Nietzsche is not a nationalist, and shows no excessive admiration for Germany. He wants an
international ruling race, who are to be the lords of the earth: "a new vast aristocracy based upon
the most severe self-discipline, in which the will of philosophical men of power and artist-tyrants
will be stamped upon thousands of years."
He is also not definitely anti-Semitic, though he thinks Germany contains as many Jews as it can
assimilate, and ought not to permit any further influx of Jews. He dislikes the New Testament, but
not the Old, of which he speaks in terms of the highest admiration. In justice to Nietzsche it must
be emphasized that many modern developments which have a certain connection with his general
ethical outlook are contrary to his clearly expressed opinions.
Two applications of his ethic deserve notice: first, his contempt for women; second, his bitter
critique of Christianity.
He is never tired of inveighing against women. In his pseudoprophetical book, Thus Spake
Zarathustra, he says that women are not, as yet, capable of friendship; they are still cats, or birds,
or at best cows. "Man shall be trained for war and woman for the recreation of the warrior. All
else is folly." The recreation of the warrior is to be of a peculiar sort if one may trust his most
emphatic aphorism on this subject: "Thou goest to woman? Do not forget thy whip."

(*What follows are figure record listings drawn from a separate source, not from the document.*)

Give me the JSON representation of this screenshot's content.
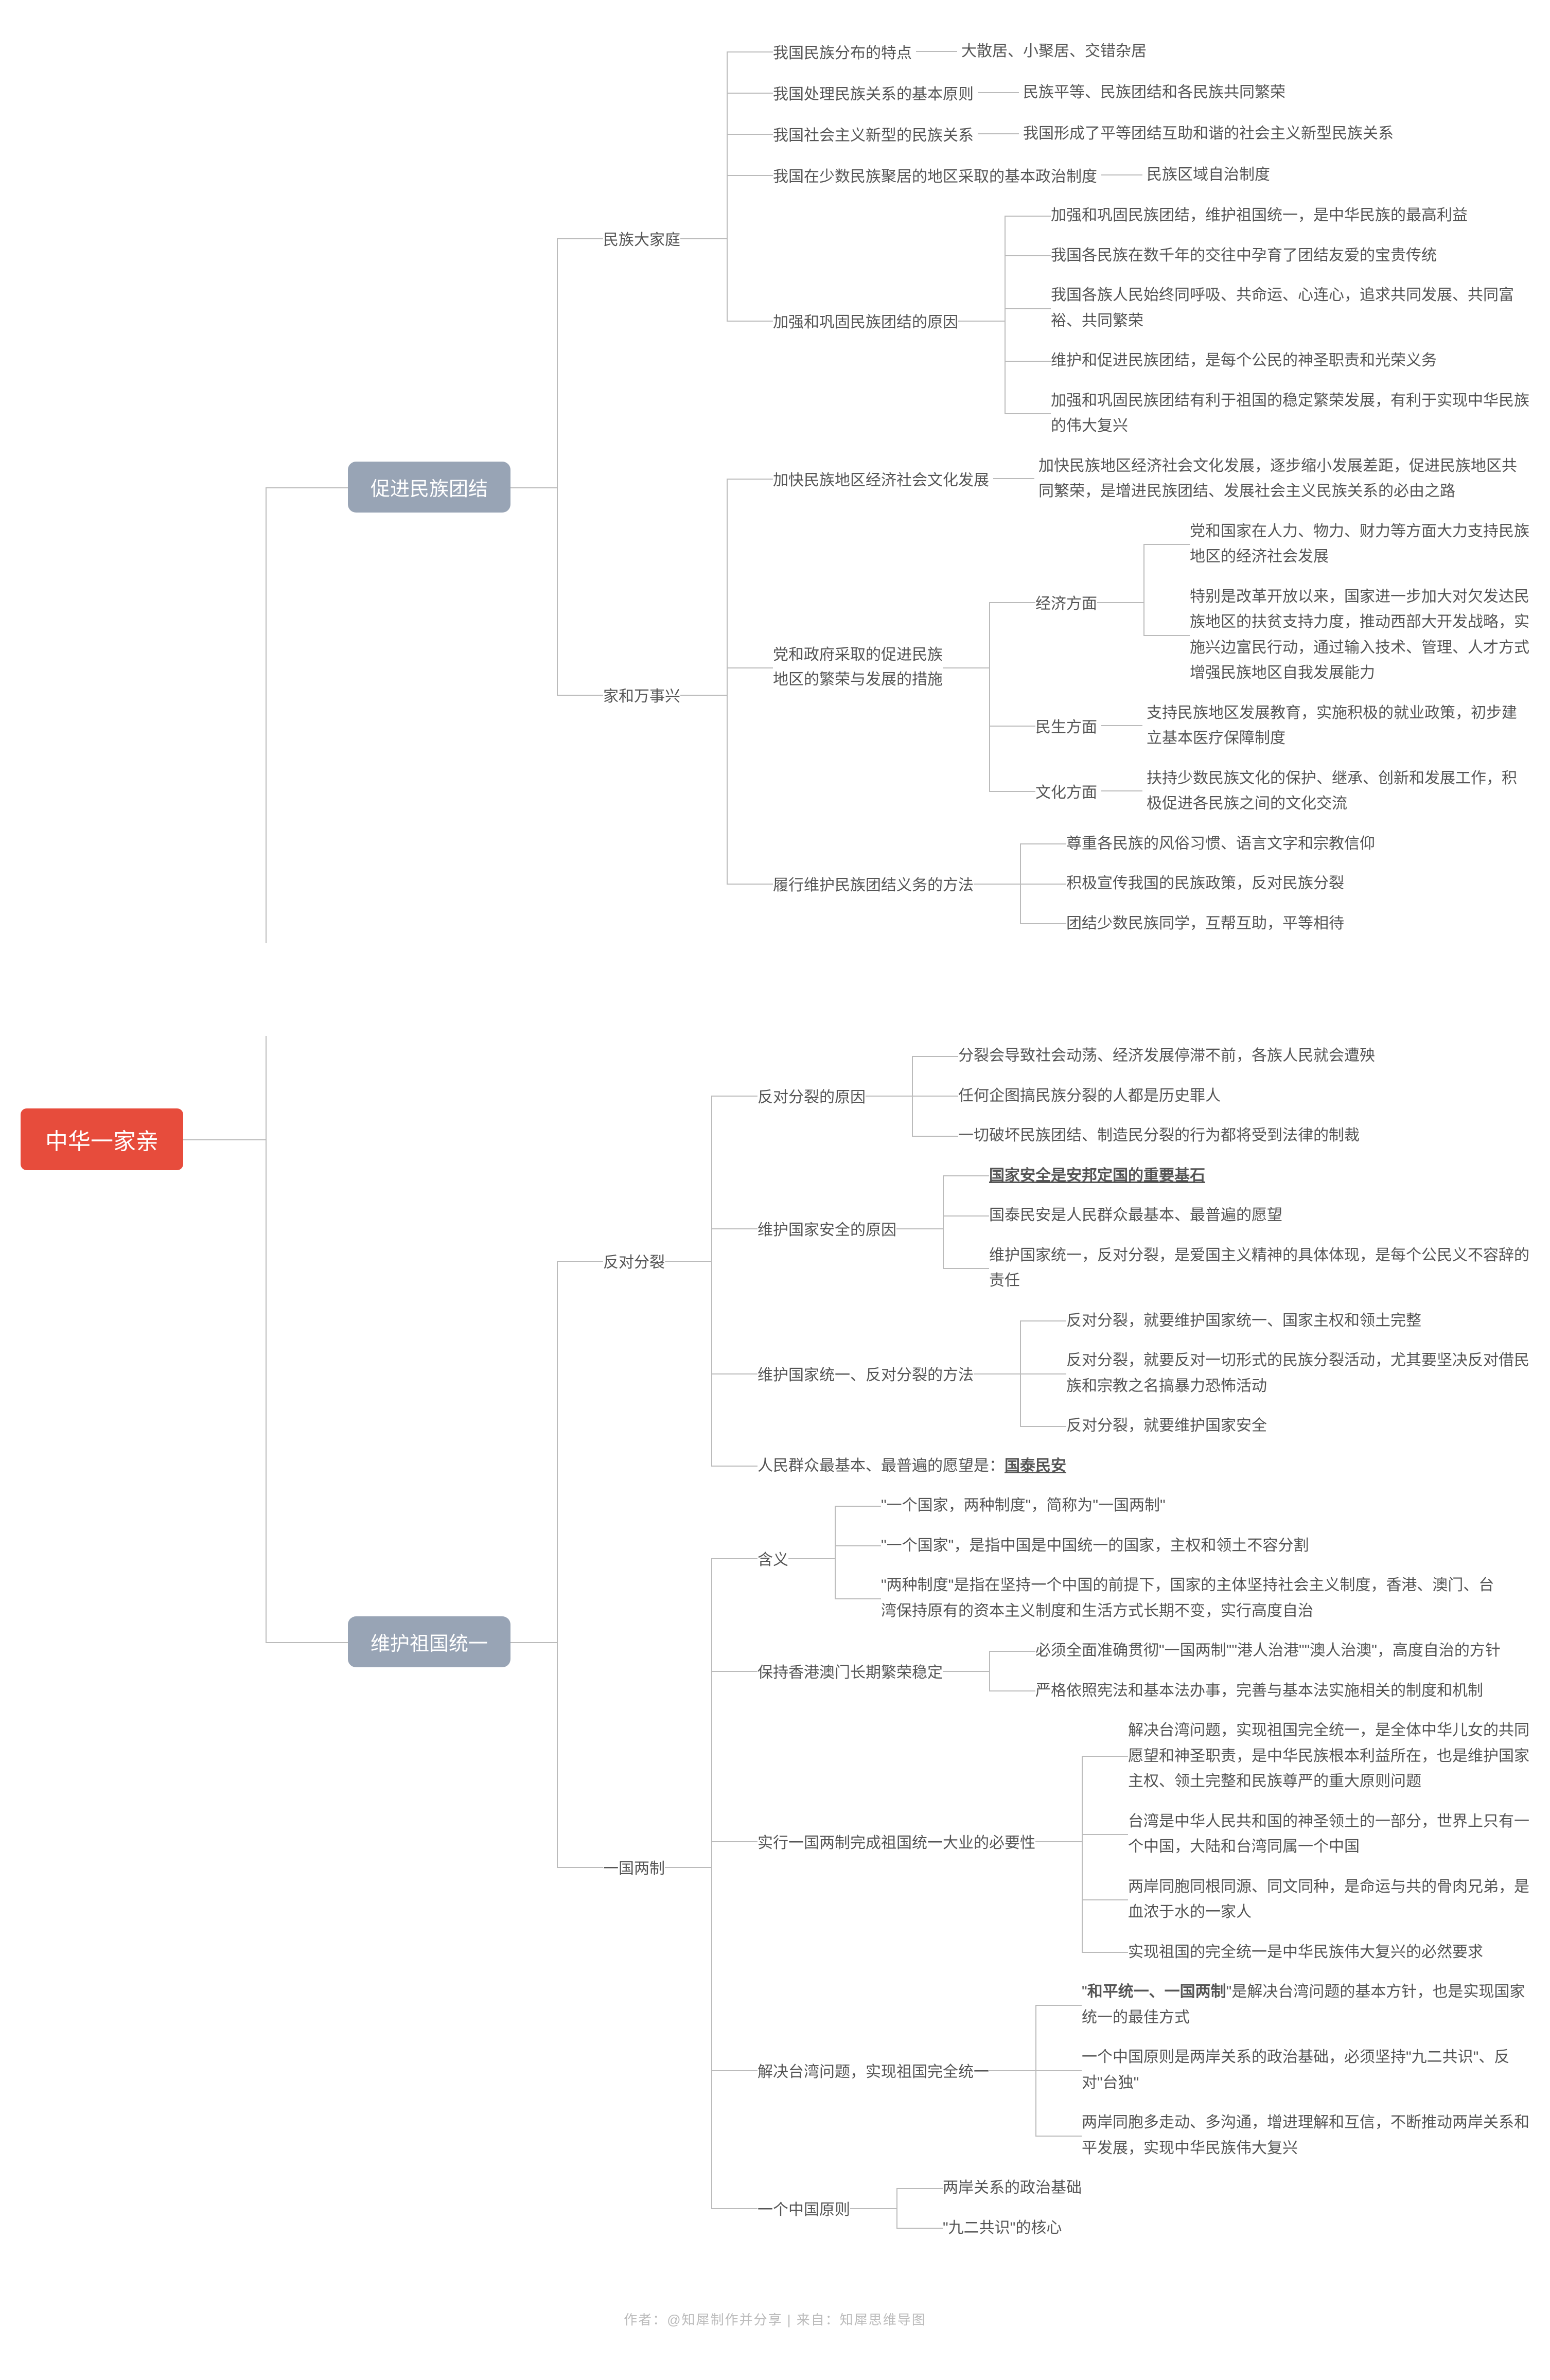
{
  "root": "中华一家亲",
  "sections": [
    {
      "title": "促进民族团结",
      "children": [
        {
          "label": "民族大家庭",
          "children": [
            {
              "label": "我国民族分布的特点",
              "leaf": "大散居、小聚居、交错杂居"
            },
            {
              "label": "我国处理民族关系的基本原则",
              "leaf": "民族平等、民族团结和各民族共同繁荣"
            },
            {
              "label": "我国社会主义新型的民族关系",
              "leaf": "我国形成了平等团结互助和谐的社会主义新型民族关系"
            },
            {
              "label": "我国在少数民族聚居的地区采取的基本政治制度",
              "leaf": "民族区域自治制度"
            },
            {
              "label": "加强和巩固民族团结的原因",
              "children": [
                {
                  "leaf": "加强和巩固民族团结，维护祖国统一，是中华民族的最高利益"
                },
                {
                  "leaf": "我国各民族在数千年的交往中孕育了团结友爱的宝贵传统"
                },
                {
                  "leaf": "我国各族人民始终同呼吸、共命运、心连心，追求共同发展、共同富裕、共同繁荣"
                },
                {
                  "leaf": "维护和促进民族团结，是每个公民的神圣职责和光荣义务"
                },
                {
                  "leaf": "加强和巩固民族团结有利于祖国的稳定繁荣发展，有利于实现中华民族的伟大复兴"
                }
              ]
            }
          ]
        },
        {
          "label": "家和万事兴",
          "children": [
            {
              "label": "加快民族地区经济社会文化发展",
              "leaf": "加快民族地区经济社会文化发展，逐步缩小发展差距，促进民族地区共同繁荣，是增进民族团结、发展社会主义民族关系的必由之路"
            },
            {
              "label": "党和政府采取的促进民族\n地区的繁荣与发展的措施",
              "children": [
                {
                  "label": "经济方面",
                  "children": [
                    {
                      "leaf": "党和国家在人力、物力、财力等方面大力支持民族地区的经济社会发展"
                    },
                    {
                      "leaf": "特别是改革开放以来，国家进一步加大对欠发达民族地区的扶贫支持力度，推动西部大开发战略，实施兴边富民行动，通过输入技术、管理、人才方式增强民族地区自我发展能力"
                    }
                  ]
                },
                {
                  "label": "民生方面",
                  "leaf": "支持民族地区发展教育，实施积极的就业政策，初步建立基本医疗保障制度"
                },
                {
                  "label": "文化方面",
                  "leaf": "扶持少数民族文化的保护、继承、创新和发展工作，积极促进各民族之间的文化交流"
                }
              ]
            },
            {
              "label": "履行维护民族团结义务的方法",
              "children": [
                {
                  "leaf": "尊重各民族的风俗习惯、语言文字和宗教信仰"
                },
                {
                  "leaf": "积极宣传我国的民族政策，反对民族分裂"
                },
                {
                  "leaf": "团结少数民族同学，互帮互助，平等相待"
                }
              ]
            }
          ]
        }
      ]
    },
    {
      "title": "维护祖国统一",
      "children": [
        {
          "label": "反对分裂",
          "children": [
            {
              "label": "反对分裂的原因",
              "children": [
                {
                  "leaf": "分裂会导致社会动荡、经济发展停滞不前，各族人民就会遭殃"
                },
                {
                  "leaf": "任何企图搞民族分裂的人都是历史罪人"
                },
                {
                  "leaf": "一切破坏民族团结、制造民分裂的行为都将受到法律的制裁"
                }
              ]
            },
            {
              "label": "维护国家安全的原因",
              "children": [
                {
                  "leaf": "国家安全是安邦定国的重要基石",
                  "bold": true,
                  "underline": true
                },
                {
                  "leaf": "国泰民安是人民群众最基本、最普遍的愿望"
                },
                {
                  "leaf": "维护国家统一，反对分裂，是爱国主义精神的具体体现，是每个公民义不容辞的责任"
                }
              ]
            },
            {
              "label": "维护国家统一、反对分裂的方法",
              "children": [
                {
                  "leaf": "反对分裂，就要维护国家统一、国家主权和领土完整"
                },
                {
                  "leaf": "反对分裂，就要反对一切形式的民族分裂活动，尤其要坚决反对借民族和宗教之名搞暴力恐怖活动"
                },
                {
                  "leaf": "反对分裂，就要维护国家安全"
                }
              ]
            },
            {
              "leaf_html": "人民群众最基本、最普遍的愿望是：<span class='bold underline'>国泰民安</span>"
            }
          ]
        },
        {
          "label": "一国两制",
          "children": [
            {
              "label": "含义",
              "children": [
                {
                  "leaf": "\"一个国家，两种制度\"，简称为\"一国两制\""
                },
                {
                  "leaf": "\"一个国家\"，是指中国是中国统一的国家，主权和领土不容分割"
                },
                {
                  "leaf": "\"两种制度\"是指在坚持一个中国的前提下，国家的主体坚持社会主义制度，香港、澳门、台湾保持原有的资本主义制度和生活方式长期不变，实行高度自治"
                }
              ]
            },
            {
              "label": "保持香港澳门长期繁荣稳定",
              "children": [
                {
                  "leaf": "必须全面准确贯彻\"一国两制\"\"港人治港\"\"澳人治澳\"，高度自治的方针"
                },
                {
                  "leaf": "严格依照宪法和基本法办事，完善与基本法实施相关的制度和机制"
                }
              ]
            },
            {
              "label": "实行一国两制完成祖国统一大业的必要性",
              "children": [
                {
                  "leaf": "解决台湾问题，实现祖国完全统一，是全体中华儿女的共同愿望和神圣职责，是中华民族根本利益所在，也是维护国家主权、领土完整和民族尊严的重大原则问题"
                },
                {
                  "leaf": "台湾是中华人民共和国的神圣领土的一部分，世界上只有一个中国，大陆和台湾同属一个中国"
                },
                {
                  "leaf": "两岸同胞同根同源、同文同种，是命运与共的骨肉兄弟，是血浓于水的一家人"
                },
                {
                  "leaf": "实现祖国的完全统一是中华民族伟大复兴的必然要求"
                }
              ]
            },
            {
              "label": "解决台湾问题，实现祖国完全统一",
              "children": [
                {
                  "leaf_html": "\"<span class='bold'>和平统一、一国两制</span>\"是解决台湾问题的基本方针，也是实现国家统一的最佳方式"
                },
                {
                  "leaf": "一个中国原则是两岸关系的政治基础，必须坚持\"九二共识\"、反对\"台独\""
                },
                {
                  "leaf": "两岸同胞多走动、多沟通，增进理解和互信，不断推动两岸关系和平发展，实现中华民族伟大复兴"
                }
              ]
            },
            {
              "label": "一个中国原则",
              "children": [
                {
                  "leaf": "两岸关系的政治基础"
                },
                {
                  "leaf": "\"九二共识\"的核心"
                }
              ]
            }
          ]
        }
      ]
    }
  ],
  "footer": "作者：@知犀制作并分享  |  来自：知犀思维导图",
  "colors": {
    "root_bg": "#e74c3c",
    "pill_bg": "#98a4b5",
    "line": "#bbbbbb",
    "text": "#555555",
    "footer": "#bbbbbb"
  }
}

He is not always quite so fierce, though always equally contemptuous. In the Will to Power he
says: "We take pleasure in woman as in a perhaps daintier, more delicate, and more ethereal kind
of creature. What a treat it is to meet creatures who have only dancing and nonsense and finery in
their minds! They have always been the delight of every tense and profound male soul." However,
even these graces are only to be found in women so long as they are kept in order by manly men;
as soon as they achieve any independence they become intolerable. "Woman has so much cause
for shame; in woman there is so much pedantry, superficiality, schoolmasterliness, petty
presumption, unbridledness, and indiscretion concealed... which has really been best restrained
and dominated hitherto by the fear of man." So he says in Beyond Good and Evil, where he adds
that we should think of women as property, as Orientals do. The whole of his abuse of women is
offered as self-evident truth; it is not backed up by evidence from history or from his own
experience, which, so far as women were concerned, was almost confined to his sister.